If it is a white or rosé wine, try adding sparkling water to make a spritzer, or your own pet nat. Two parts wine to one part water for a spritzer, more red wine for a pet nat. However, the easiest way to make a cheap white wine taste better is to chill it. Ten minutes in an ice bucket will kill all flavours, good and bad. Serving a red wine at the correct temperature, about 18 degrees, will also improve the flavour.

We think that most wine tastes better with food. However, we often taste less of the wine when enjoyed alongside food. If you serve it with a bland firm cheese or plain meat with a cheap red wine, it certainly takes any rough edges.
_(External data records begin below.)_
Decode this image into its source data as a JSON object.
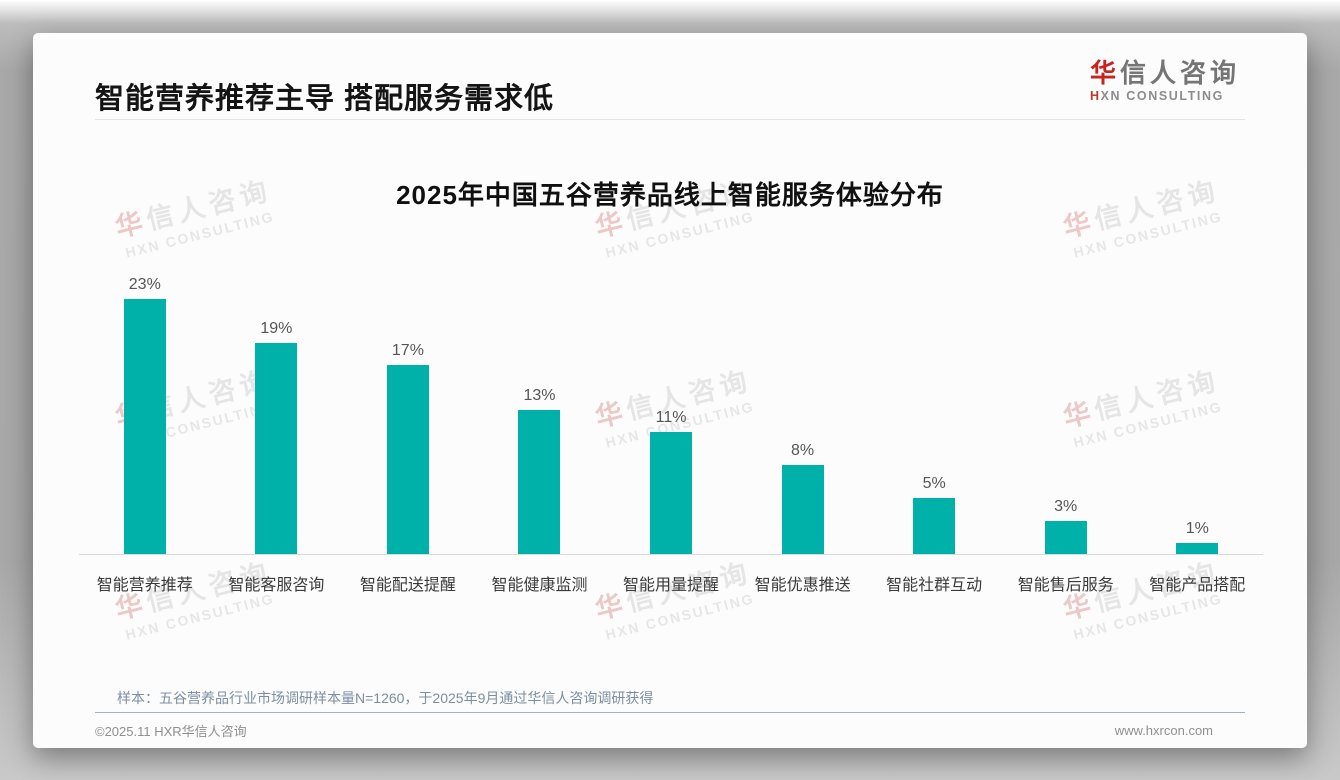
{
  "page": {
    "header": {
      "title": "智能营养推荐主导 搭配服务需求低",
      "logo": {
        "cn_first": "华",
        "cn_rest": "信人咨询",
        "en_first": "H",
        "en_rest": "XN CONSULTING"
      }
    },
    "watermark": {
      "cn_first": "华",
      "cn_rest": "信人咨询",
      "en": "HXN CONSULTING"
    },
    "footnote": "样本：五谷营养品行业市场调研样本量N=1260，于2025年9月通过华信人咨询调研获得",
    "footer": {
      "copyright": "©2025.11 HXR华信人咨询",
      "website": "www.hxrcon.com"
    }
  },
  "chart_data": {
    "type": "bar",
    "title": "2025年中国五谷营养品线上智能服务体验分布",
    "categories": [
      "智能营养推荐",
      "智能客服咨询",
      "智能配送提醒",
      "智能健康监测",
      "智能用量提醒",
      "智能优惠推送",
      "智能社群互动",
      "智能售后服务",
      "智能产品搭配"
    ],
    "values": [
      23,
      19,
      17,
      13,
      11,
      8,
      5,
      3,
      1
    ],
    "data_labels": [
      "23%",
      "19%",
      "17%",
      "13%",
      "11%",
      "8%",
      "5%",
      "3%",
      "1%"
    ],
    "unit": "%",
    "ylim": [
      0,
      25
    ],
    "grid": false,
    "legend": false,
    "bar_color": "#00b1a9",
    "accent_red": "#c8231e",
    "note_color": "#7b8ea3"
  }
}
As a bonus, the wine will probably make the food taste better.


We eat and drink with our eyes: if something looks good, it raises our expectations and increases our enjoyment. So, serve your supermarket special in a nice decanter and drink from large tulip-shaped glasses, only filling it a third to half full. If you can afford a thin-walled glass from a company such as Riedel or Schott-Zwiesel your guests will think your wine is much better than it actually is.